Why Facebook’s Blocking of New Political Ads May Fall Short
Because France’s election silence laws also ban campaign news in the 48 hours before people vote, most French news outlets did not cover the hacked emails. While Facebook removed attempts by Russian hackers to post the emails, blogs picked up other articles about the emails and then published posts about them on the social network. Many people also posted about what they had read.
Mathias Vermeulen, the public policy director at a new data rights agency called AWO in Brussels, said election silence laws also hadn’t covered social media in several European countries, so groups had been able to target voters with campaign content and political ads. While Facebook could have voluntarily adhered to those laws, it didn’t.

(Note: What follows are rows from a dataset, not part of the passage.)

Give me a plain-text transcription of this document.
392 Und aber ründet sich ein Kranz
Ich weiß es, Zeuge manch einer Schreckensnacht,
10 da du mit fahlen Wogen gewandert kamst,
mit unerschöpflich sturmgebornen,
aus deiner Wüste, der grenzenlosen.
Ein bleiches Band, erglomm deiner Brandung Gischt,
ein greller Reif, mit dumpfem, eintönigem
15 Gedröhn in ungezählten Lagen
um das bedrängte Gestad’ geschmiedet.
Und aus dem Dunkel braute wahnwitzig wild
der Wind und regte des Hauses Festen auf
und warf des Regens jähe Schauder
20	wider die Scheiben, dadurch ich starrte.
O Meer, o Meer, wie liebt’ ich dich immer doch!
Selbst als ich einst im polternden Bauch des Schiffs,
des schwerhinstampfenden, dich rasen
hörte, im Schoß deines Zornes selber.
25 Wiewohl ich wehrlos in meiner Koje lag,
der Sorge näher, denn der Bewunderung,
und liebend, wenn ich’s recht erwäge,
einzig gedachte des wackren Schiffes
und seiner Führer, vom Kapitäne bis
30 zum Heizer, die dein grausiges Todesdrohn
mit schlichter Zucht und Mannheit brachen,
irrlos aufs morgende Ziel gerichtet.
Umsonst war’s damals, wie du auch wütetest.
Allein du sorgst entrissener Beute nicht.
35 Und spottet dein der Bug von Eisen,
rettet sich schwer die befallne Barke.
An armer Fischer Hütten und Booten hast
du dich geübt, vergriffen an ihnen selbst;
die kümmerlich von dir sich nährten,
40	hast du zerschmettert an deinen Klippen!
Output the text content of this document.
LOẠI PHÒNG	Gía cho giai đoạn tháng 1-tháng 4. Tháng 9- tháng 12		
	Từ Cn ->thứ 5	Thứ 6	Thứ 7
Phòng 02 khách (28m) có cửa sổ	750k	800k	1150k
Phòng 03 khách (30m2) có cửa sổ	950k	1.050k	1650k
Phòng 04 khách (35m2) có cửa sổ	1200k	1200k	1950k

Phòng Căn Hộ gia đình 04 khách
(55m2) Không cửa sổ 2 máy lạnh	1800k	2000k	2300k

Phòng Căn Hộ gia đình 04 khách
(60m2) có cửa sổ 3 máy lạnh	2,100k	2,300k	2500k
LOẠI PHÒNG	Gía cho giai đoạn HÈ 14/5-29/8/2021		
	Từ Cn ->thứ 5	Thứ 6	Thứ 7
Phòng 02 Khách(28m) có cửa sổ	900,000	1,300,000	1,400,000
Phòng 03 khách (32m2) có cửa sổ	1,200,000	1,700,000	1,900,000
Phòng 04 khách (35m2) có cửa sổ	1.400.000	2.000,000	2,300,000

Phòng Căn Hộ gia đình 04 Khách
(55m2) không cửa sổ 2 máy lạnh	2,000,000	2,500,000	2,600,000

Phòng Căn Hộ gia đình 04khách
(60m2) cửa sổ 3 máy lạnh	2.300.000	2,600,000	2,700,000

“Political ads have flourished,” he said.
Political ads on Facebook have already surged.
The number of political ads on Facebook has increased significantly ahead of November’s election. And since the company does not plan to take down older ads, users are likely to continue seeing many of those circulate.
Here’s how much political advertising has already spiked: In the week before Labor Day in 2018, 76,500 political ads were created on Facebook, according to Laura Edelson, a researcher at New York University’s Online Political Transparency Project. (Since 2018, Ms. Edelson has used Facebook’s ad library, a public database of all ads on the platform, to build her own repository of U.S. online political advertising.)
This year, in the week before Sept. 1, 118,239 political ads were created on Facebook, a 54 percent increase, Ms. Edelson found.
When Facebook bars new political ads from its site on Oct. 27, politicians will still be able to adjust the amount of money they spend on their existing ads and continue targeting people with those ads. Candidates may simply ensure that more of their ads are running well before the Oct. 27 cutoff, Ms. Edelson said.
Facebook may use the ad block period to more closely scrutinize the ads that are already running on the social network, Ms. Edelson said. But campaigns would not be able to use ads to capitalize on a last-minute scandal after Oct. 27.